Ticket prices were reasonable and the theatre is small and comfortable and the
level of singing and staging was excellent. The next staged production, Letter
to Warsaw will be April 26 at 3 pm in Chandler Hall. A concert version is
April 28 at 8 pm at Chevre T'helim, Jewish Museum and Cultural Center, 607 Effingham
Street, Portsmouth. See the Artsong Update calendar for details. Hopefully this
is an endeavor that will continue and grow. We will all be the richer for the
experience. Charles Stanton Leads Cosi fan tutte
at Old Dominion University's Opera Workshop
Continuing a busy season of
vocal performances, we experienced a most charming concert version of Mozart's
Cosi fan tutte at Old Dominion University's Chandler Hall April 30 (repeated
May 2nd), sung by six students who stood at music stands and acted and sang the
roles in place but exited the stage and returned as the story demanded.
A
white structure of three arches stood before a scrim decorated with what appeared
to be a patio with potted flowers over looking Lago Maggiore in Italy. Hidden
in the right corner was Bobbi Kesler-Corletto at the piano. In the aisle in front
of her a few rows back was Charles Stanton conducting. All of this in the acoustically
responsive Chandler Hall. Charles continually encouraged quieter singing delivery
from voices trained to fill an opera house. Six characters, two young men in love
with two sisters, the sisters' maid and the boys' cynical, handsome friend make
up the cast. Having the recitatives delivered in English with the arias in the
original Italian worked well and made the plot clear. The short, concise program
notes filled in any gaps. The friend, Don Alphonso, was sung by baritone Travis
Thon. He bets his friends that he can prove that their lovers are fickle in 24
hours if they do everything he asks. Ferrando, created by tenor Orson Van Gay
II and Guglielmo, created by baritone Adam Piper, take the bet - they are absolutely
sure of the sisters' committed love. All six singers are voice students of Kerry
Jennings. The sisters, Fiordiligi, sung by Ann Scott Davis and Dorabella,
sung by mezzo-soprano Brittany Cannon, are greatly overwrought when the boys are
called away to fight in the war - a ruse created so they can return as Albanians
in folk costumes, romantically pursuing each other's girlfriend. Despina, sung
by Jennifer Serafino, has a "love the one your're with" philosophy and encourages
the sisters to go for the new guys! The younger, more impressionable sister wavers,
the other is steadfastly waiting for her lover's return. Their pity for the Albanians,
who fake suicide, leads to their eventually giving in to marriage performed by
a notary (Despina in disguise). A military march signals the soldiers' return.
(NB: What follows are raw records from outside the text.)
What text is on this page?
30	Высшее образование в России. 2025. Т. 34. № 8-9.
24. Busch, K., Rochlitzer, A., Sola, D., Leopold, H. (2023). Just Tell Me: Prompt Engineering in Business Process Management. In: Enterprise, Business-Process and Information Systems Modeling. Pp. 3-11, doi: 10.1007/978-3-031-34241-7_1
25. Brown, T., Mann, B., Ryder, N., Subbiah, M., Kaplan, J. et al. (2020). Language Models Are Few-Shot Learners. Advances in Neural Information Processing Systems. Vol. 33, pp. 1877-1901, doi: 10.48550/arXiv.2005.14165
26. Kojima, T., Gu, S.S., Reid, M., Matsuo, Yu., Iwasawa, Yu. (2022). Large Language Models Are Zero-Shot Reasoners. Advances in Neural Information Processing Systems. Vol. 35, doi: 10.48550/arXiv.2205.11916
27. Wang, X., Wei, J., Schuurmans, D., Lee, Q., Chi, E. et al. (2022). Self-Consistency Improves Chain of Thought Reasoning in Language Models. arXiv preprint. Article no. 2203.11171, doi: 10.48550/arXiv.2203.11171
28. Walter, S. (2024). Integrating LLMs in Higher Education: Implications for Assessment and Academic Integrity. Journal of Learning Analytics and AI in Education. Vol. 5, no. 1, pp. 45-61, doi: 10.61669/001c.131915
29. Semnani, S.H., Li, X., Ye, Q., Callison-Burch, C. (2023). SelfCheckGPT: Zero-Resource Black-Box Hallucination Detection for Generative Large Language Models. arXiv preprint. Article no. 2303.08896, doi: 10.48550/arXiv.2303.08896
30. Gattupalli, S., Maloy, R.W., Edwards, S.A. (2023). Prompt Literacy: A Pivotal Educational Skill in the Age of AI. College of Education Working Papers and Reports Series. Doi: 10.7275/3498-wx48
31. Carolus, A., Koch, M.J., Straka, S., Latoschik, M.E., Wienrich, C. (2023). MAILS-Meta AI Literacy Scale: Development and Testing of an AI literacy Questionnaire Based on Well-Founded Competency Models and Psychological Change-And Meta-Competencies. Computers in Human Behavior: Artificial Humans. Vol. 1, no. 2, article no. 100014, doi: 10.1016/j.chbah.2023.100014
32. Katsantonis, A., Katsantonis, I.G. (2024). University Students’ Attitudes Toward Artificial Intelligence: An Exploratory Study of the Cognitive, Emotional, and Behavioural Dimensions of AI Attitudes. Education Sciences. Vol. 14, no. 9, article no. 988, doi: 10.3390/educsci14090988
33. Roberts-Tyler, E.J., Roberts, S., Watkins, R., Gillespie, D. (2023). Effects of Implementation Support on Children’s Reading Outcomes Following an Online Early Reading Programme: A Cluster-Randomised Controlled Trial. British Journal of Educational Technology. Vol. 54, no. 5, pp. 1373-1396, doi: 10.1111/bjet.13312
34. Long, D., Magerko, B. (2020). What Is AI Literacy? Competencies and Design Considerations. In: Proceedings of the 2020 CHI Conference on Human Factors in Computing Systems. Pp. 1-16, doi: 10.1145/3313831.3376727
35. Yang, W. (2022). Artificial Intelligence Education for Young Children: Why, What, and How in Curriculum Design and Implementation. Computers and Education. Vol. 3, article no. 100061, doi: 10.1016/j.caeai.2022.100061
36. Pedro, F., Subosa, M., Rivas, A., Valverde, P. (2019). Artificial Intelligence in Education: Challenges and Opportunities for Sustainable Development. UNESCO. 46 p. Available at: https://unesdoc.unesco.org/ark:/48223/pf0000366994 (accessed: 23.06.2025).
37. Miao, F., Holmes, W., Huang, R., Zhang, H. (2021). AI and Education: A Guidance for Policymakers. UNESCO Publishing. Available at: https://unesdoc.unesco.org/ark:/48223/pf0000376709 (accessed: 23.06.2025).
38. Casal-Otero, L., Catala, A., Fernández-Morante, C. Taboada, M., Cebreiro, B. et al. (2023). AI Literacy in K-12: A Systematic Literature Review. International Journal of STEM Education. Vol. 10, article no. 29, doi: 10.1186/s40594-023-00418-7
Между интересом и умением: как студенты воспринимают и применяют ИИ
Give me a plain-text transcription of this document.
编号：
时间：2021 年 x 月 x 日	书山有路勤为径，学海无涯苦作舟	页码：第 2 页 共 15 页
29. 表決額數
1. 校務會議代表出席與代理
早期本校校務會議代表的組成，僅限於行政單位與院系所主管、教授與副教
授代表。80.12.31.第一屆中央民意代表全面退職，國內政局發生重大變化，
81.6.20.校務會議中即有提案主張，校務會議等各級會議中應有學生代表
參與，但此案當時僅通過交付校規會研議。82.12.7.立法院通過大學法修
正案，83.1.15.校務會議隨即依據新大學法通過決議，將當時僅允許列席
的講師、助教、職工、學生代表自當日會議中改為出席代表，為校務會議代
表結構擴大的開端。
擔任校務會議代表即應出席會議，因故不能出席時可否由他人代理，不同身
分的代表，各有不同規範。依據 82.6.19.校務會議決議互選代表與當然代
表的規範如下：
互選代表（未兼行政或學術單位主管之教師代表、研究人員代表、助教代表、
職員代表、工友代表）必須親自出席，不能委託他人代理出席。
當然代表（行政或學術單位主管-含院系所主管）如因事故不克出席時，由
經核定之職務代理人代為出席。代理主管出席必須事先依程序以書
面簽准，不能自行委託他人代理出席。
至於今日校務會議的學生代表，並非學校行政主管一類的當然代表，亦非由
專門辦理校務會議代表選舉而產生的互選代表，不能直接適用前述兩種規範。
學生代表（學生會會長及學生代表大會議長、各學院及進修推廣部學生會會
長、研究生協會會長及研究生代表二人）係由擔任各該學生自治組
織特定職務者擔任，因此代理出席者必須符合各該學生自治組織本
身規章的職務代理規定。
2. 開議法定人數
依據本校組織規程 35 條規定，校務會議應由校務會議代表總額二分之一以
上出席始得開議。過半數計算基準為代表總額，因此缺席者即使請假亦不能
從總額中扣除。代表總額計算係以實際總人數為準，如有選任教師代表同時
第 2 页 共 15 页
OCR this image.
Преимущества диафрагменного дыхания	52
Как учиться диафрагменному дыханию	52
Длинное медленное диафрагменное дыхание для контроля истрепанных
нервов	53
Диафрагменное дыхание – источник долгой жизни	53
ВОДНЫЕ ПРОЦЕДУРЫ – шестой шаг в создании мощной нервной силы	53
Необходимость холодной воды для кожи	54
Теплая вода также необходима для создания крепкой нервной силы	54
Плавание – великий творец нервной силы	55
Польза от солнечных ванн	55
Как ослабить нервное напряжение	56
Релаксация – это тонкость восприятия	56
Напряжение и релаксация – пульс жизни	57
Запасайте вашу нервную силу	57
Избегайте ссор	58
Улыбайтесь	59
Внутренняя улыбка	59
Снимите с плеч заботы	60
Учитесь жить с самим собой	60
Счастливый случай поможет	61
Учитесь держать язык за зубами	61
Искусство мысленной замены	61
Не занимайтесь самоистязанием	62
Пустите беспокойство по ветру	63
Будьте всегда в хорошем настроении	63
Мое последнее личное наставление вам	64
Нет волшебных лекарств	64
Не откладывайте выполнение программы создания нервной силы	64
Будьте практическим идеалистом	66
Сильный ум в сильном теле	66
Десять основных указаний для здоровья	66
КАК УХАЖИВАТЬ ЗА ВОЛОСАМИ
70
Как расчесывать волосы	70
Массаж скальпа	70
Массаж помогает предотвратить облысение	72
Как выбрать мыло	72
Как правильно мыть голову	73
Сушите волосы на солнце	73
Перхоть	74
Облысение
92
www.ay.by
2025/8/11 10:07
Confessions and forgiveness follow. Recently, some productions have emphasized
the darker side of the story but this exuberant young cast gave us the playful
joy inherent in this madcap melodrama of young lovers. Ms. Davis gave us
Fiordiligi's two arias with a polished vocal sheen. The second aria is usually
not sung because the tessitura is lower than the rest of the role. In duets with
Ms. Cannon there was vocal contrast that highlighted the difference of personality
of the two sisters. Ms. Cannon has a powerful voice with spinto or possibly dramatic
potential while Ms. Davis' voice is lighter with more warmth. Mr. Van Gay's beautiful,
ringing tenor voice has that rare vocal quality known as squillo which creates
urgency in his delivery. Mr. Piper, only nineteen years old, sang with a sure
clarity. Ms. Serafino, a masters degree student, captured the mischief making,
comedic Despina in a most accessible performance. Mr. Thon switched from Engineering
to Vocal Music two years ago. He created his character with naturalness and fine
singing. The duets, trios, quartets and especially the sextets that carry the
story kept the energy high throughout.